SARASOTA, Fla. (AP) -Bluffton University played its season-opening baseball game Sunday on a suburban high school diamond, with the bleachers behind the backstop filled mostly with families and friends of the players.

But the enormity of the event wasn’t lost.

On the same day last year, a horrific crash of the team’s charter bus in Atlanta killed five Bluffton players and two others and forever changed everyone from the small Ohio college who survived it.

Bluffton was scheduled to play the same team, Eastern Mennonite University, on the same high school field later on the day of the crash. So Sunday’s game was about moving forward while reflecting on the past. “We haven’t forgotten our teammates, but we’ve kind of taken the next step,” said Bluffton junior Matt Perkins, who pitched eight strong innings in a 4-3 loss. “We’re getting over it, and we’re trying to work through it, and I think today we focused a lot on baseball, and I don’t think a lot of us were thinking about the accident.”
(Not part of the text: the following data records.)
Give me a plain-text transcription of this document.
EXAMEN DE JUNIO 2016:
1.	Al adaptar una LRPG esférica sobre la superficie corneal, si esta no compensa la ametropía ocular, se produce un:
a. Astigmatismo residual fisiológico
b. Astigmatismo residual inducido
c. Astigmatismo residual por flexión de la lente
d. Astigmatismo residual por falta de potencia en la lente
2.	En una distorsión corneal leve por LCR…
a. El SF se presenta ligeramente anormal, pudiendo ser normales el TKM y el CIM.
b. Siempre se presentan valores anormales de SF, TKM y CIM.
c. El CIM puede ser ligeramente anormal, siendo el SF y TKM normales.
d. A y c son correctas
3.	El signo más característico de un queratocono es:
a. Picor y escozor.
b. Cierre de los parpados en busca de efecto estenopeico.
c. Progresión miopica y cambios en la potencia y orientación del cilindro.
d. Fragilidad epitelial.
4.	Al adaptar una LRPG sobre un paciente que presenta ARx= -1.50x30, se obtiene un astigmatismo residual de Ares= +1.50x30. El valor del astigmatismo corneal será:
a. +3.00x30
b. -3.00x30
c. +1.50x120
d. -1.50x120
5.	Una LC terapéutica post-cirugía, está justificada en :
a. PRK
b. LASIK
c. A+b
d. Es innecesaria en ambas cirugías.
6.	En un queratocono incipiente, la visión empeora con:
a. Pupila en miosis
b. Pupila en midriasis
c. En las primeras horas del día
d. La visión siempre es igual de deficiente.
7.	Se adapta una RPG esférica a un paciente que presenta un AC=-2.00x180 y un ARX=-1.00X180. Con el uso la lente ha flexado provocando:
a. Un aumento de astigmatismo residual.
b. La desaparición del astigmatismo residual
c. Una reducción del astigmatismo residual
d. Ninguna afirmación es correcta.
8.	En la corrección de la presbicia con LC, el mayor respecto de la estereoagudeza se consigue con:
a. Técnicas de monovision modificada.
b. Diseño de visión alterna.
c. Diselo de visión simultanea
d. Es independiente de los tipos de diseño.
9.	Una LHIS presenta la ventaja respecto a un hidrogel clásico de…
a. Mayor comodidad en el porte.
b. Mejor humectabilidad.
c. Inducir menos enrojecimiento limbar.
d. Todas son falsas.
The driver of the team’s bus apparently mistook an exit ramp for a regular highway lane, crashing it into a concrete barrier at a T-intersection at the top. Then it flipped off the overpass and fell 30 feet back onto Interstate 75. Besides the five players, the driver and his wife died. Twenty-eight others were injured.
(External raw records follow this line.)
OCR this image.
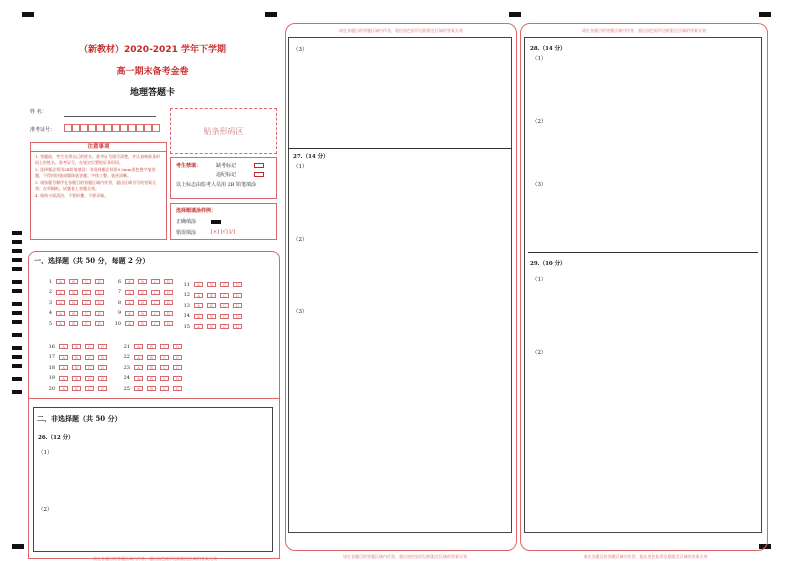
（新教材）2020-2021 学年下学期
高一期末备考金卷
地理答题卡
姓 名：
准考证号：	贴条形码区
注意事项
1. 答题前，考生先将自己的姓名、准考证号填写清楚，并认真核准条形码上的姓名、准考证号，在规定位置贴好条形码。
2. 选择题必须用2B铅笔填涂；非选择题必须用0.5mm黑色签字笔答题，不得用铅笔或圆珠笔答题；字体工整、笔迹清晰。
3. 请按题号顺序在各题目的答题区域内作答，超出区域书写的答案无效；在草稿纸、试题卷上答题无效。
4. 保持卡面清洁，不要折叠、不要弄破。
考生禁填：	缺考标记
违纪标记
以上标志由监考人员用 2B 铅笔填涂
选择题填涂样例：
正确填涂
错误填涂	[×] [√] [/]
一、选择题（共 50 分，每题 2 分）
1	A	B	C	D
2	A	B	C	D
3	A	B	C	D
4	A	B	C	D
5	A	B	C	D
6	A	B	C	D
7	A	B	C	D
8	A	B	C	D
9	A	B	C	D
10	A	B	C	D
11	A	B	C	D
12	A	B	C	D
13	A	B	C	D
14	A	B	C	D
15	A	B	C	D
16	A	B	C	D
17	A	B	C	D
18	A	B	C	D
19	A	B	C	D
20	A	B	C	D
21	A	B	C	D
22	A	B	C	D
23	A	B	C	D
24	A	B	C	D
25	A	B	C	D
二、非选择题（共 50 分）
26.（12 分）
（1）
（2）
请在各题目的答题区域内作答，超出黑色矩形边框限定区域的答案无效
请在各题目的答题区域内作答，超出黑色矩形边框限定区域的答案无效
（3）
27.（14 分）
（1）
（2）
（3）
请在各题目的答题区域内作答，超出黑色矩形边框限定区域的答案无效
请在各题目的答题区域内作答，超出黑色矩形边框限定区域的答案无效
28.（14 分）
（1）
（2）
（3）
29.（10 分）
（1）
（2）
请在各题目的答题区域内作答，超出黑色矩形边框限定区域的答案无效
The crash rocked the campus of 1,150 students tucked amid the farm fields of northwestern Ohio, an hour south of Toledo. But the baseball team was eager to get back to work. Starting a month late, the Beavers struggled to a 5-19 record.

“We played the whole season with very heavy hearts and wandering minds,” said fifth-year head coach James Grandey, who broke every bone in his face and fractured a leg in the crash. “It was very hard to focus on what we were trying to do. In some sense, just being out there was a victory.”
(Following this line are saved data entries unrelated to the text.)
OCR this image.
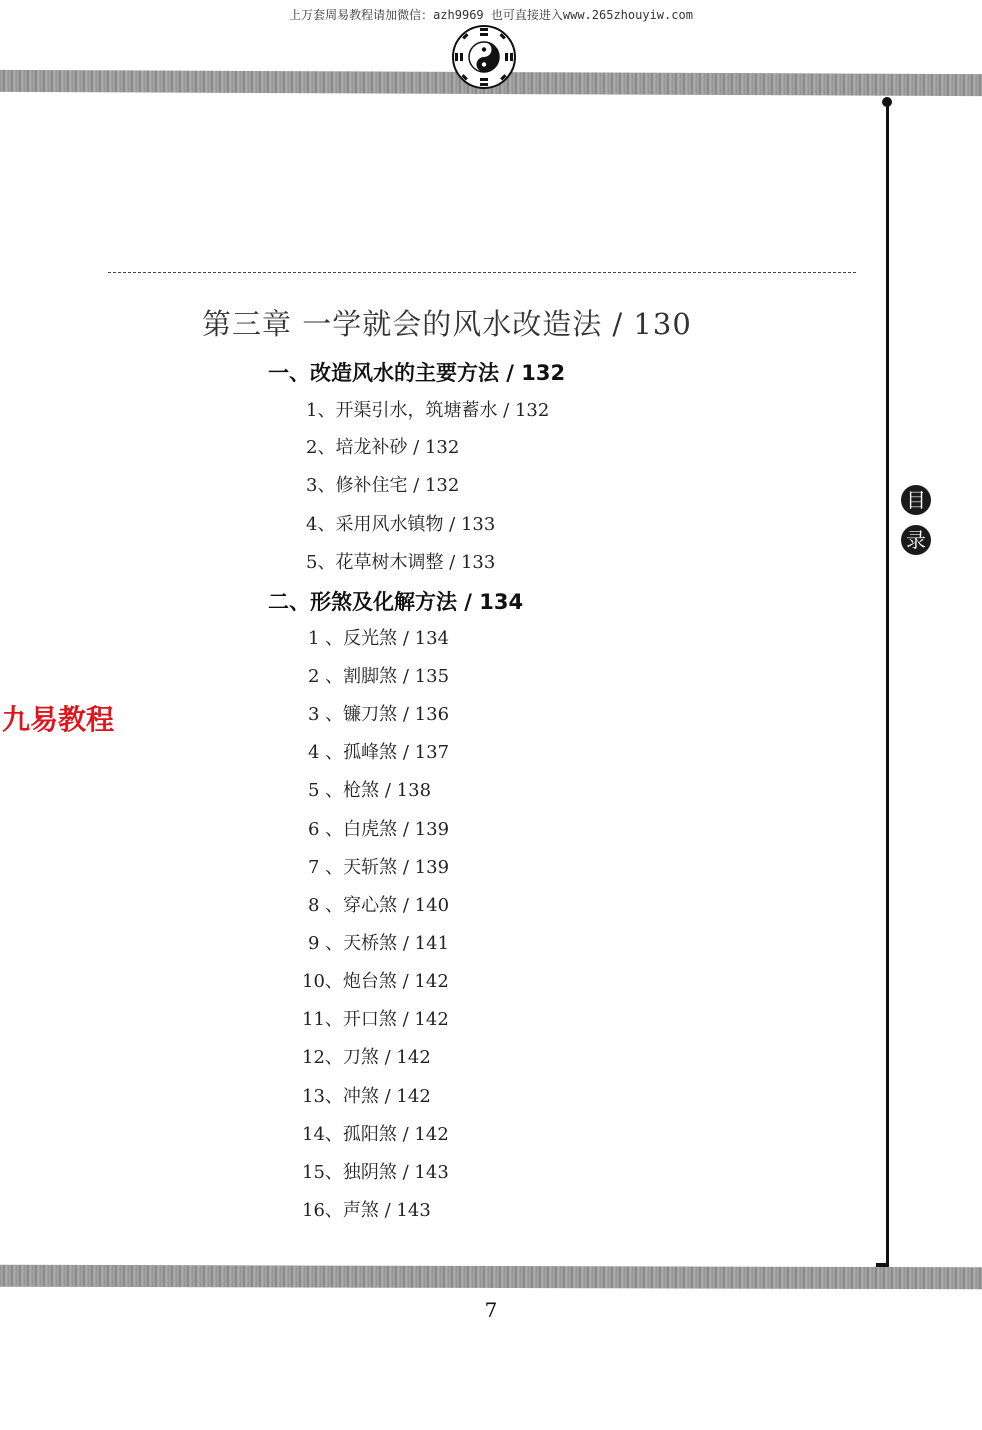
上万套周易教程请加微信：azh9969 也可直接进入www.265zhouyiw.com
目
录
第三章 一学就会的风水改造法 / 130
一、改造风水的主要方法 / 132
1、开渠引水，筑塘蓄水 / 132
2、培龙补砂 / 132
3、修补住宅 / 132
4、采用风水镇物 / 133
5、花草树木调整 / 133
二、形煞及化解方法 / 134
1 、反光煞 / 134
2 、割脚煞 / 135
3 、镰刀煞 / 136
4 、孤峰煞 / 137
5 、枪煞 / 138
6 、白虎煞 / 139
7 、天斩煞 / 139
8 、穿心煞 / 140
9 、天桥煞 / 141
10、炮台煞 / 142
11、开口煞 / 142
12、刀煞 / 142
13、冲煞 / 142
14、孤阳煞 / 142
15、独阴煞 / 143
16、声煞 / 143
九易教程
7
Tom and Gwynne Freytag of Wapakoneta, Ohio, have seen the changes in their son Brandon, a pitcher who walked away from last year’s crash with bad cuts and bruises.

“He’s much attuned to other people than what he ever was,” the player’s father said Sunday, watching the game from a lawn chair near the team’s dugout. “He doesn’t miss a day without saying, ‘I love you.’ Before it wasn’t cool. He’s much more attentive that way, and concerned about our feelings and our concerns. He’s much more attentive, and I think he’s got a little different outlook on life.”

The team flew to Florida for the spring trip this year, arriving Saturday night. Twenty players who were on the bus a year ago were in the dugout at Sarasota Christian School on Sunday for the first game of the team’s annual southern swing. With snow on the ground back in northern Ohio, the Beavers played in sunny, 80-degree weather.

“Today in general was a tough day, last night was tough, knowing what time we left last year was tough,” said sophomore left-fielder Cody McPherson. “I just think that being here, and being here as a team just shows the integrity of the team and how much we like to fight.”

Bluffton University president James Harder said the team needed “to return to the field in a normal way.”

“And certainly coming back to Sarasota to this location that they wanted to be in last year and they didn’t make it, I can’t think of a better way to start the 2008 season,” Harder said.

“Personally, it’s ever present,” Grandey said. “I think about it all the time. And I think playing on March 2 is the appropriate way to go about the first year anniversary.”